Awww... there's nothing better than setting down to blueberry muffins in the morning. Well, maybe setting down to WARM blueberry muffins with butter would be better! Thank you Mr. Microwave inventor Percy Spencer for inventing such a great contraption back in 1945. Now I can eat warm blueberry muffins any time my heart desires :) I wouldn't be enjoying such great muffins if I didn't buy myself the wonderful cookbook Love in the Kitchen for Valentine's Day. Wendy and Cynthia Jeub did a great job sharing recipes and tips for budget conscience cooks like myself who want to use everyday foods to provide hearty meals for families big and small. With Wendy's permission I'm sharing this quick and easy muffin recipe I think you'll love. They're tender, delicious and bursting with blueberry flavor. The mix is so yummy you could even leave out the blueberries and have a great muffin with mild cinnamon flavor! Enjoy... I know you will :)

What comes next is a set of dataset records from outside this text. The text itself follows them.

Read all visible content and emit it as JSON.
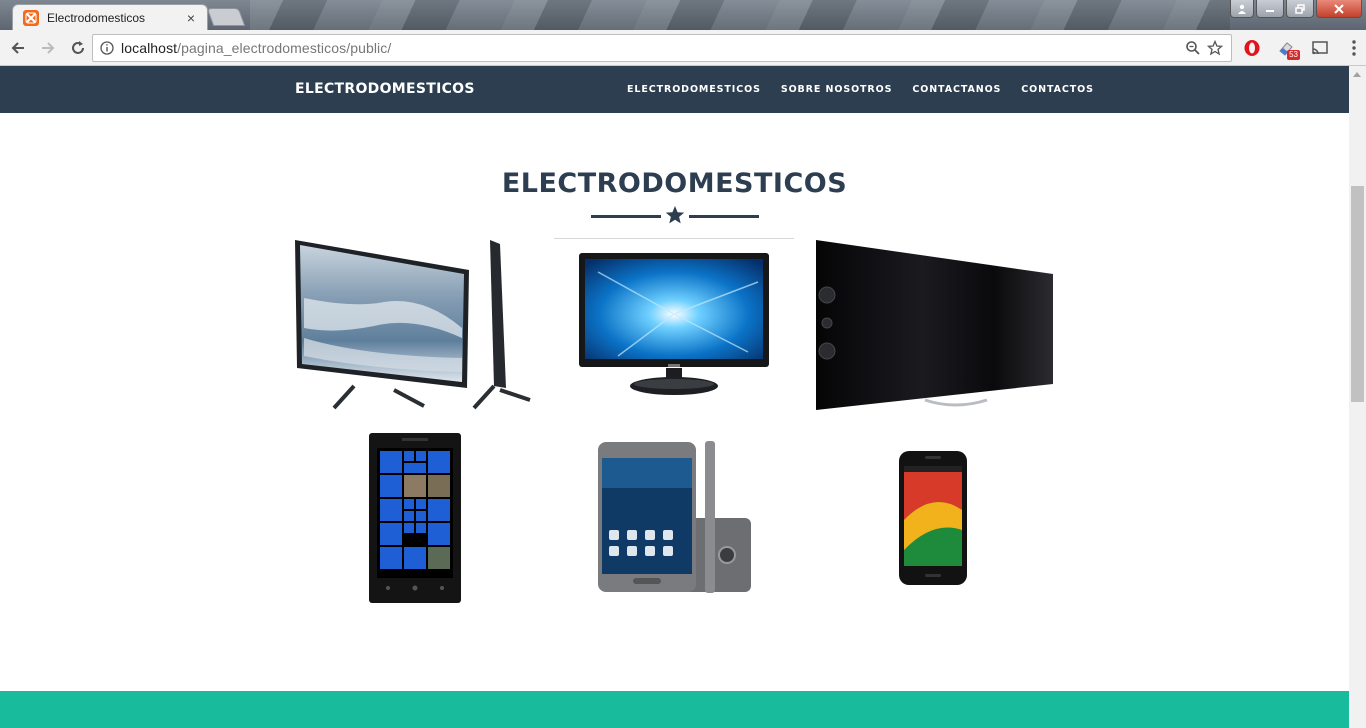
{
  "browser": {
    "tab_title": "Electrodomesticos",
    "tab_close": "×",
    "url_host": "localhost",
    "url_path": "/pagina_electrodomesticos/public/",
    "extension_badge": "53"
  },
  "navbar": {
    "brand": "ELECTRODOMESTICOS",
    "links": [
      "ELECTRODOMESTICOS",
      "SOBRE NOSOTROS",
      "CONTACTANOS",
      "CONTACTOS"
    ]
  },
  "section": {
    "title": "ELECTRODOMESTICOS",
    "divider_icon": "star-icon"
  },
  "products": [
    {
      "name": "tv-samsung-curved"
    },
    {
      "name": "monitor-samsung"
    },
    {
      "name": "tv-sony-bravia"
    },
    {
      "name": "phone-nokia-lumia"
    },
    {
      "name": "phone-samsung-galaxy"
    },
    {
      "name": "phone-motorola-moto-g"
    }
  ],
  "colors": {
    "primary": "#2c3e50",
    "accent": "#18bc9c",
    "tab_favicon": "#f26b1d"
  }
}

P.S. The Love in the Kitchen cookbooks are 50% off right now!!
JEUB FAMILY BLUEBERRY MUFFINS
2 cups flour
1 cup sugar
2 tsp baking powder
1 tsp salt
1/4 tsp cinnamon
1/4 cup oil OR 1/4 cup melted butter (I used melted butter)
3/4 cup milk
1 cup blueberries, fresh or frozen (I used frozen wild blueberries)
Combine all dry ingredients. In separate bowl combine all wet ingredients. Mix both bowls trying not to over mix. Fold in berries. Fill greased and floured muffin tins or use cupcake liners. Bake at 350 for 25 minutes or until tops are firm.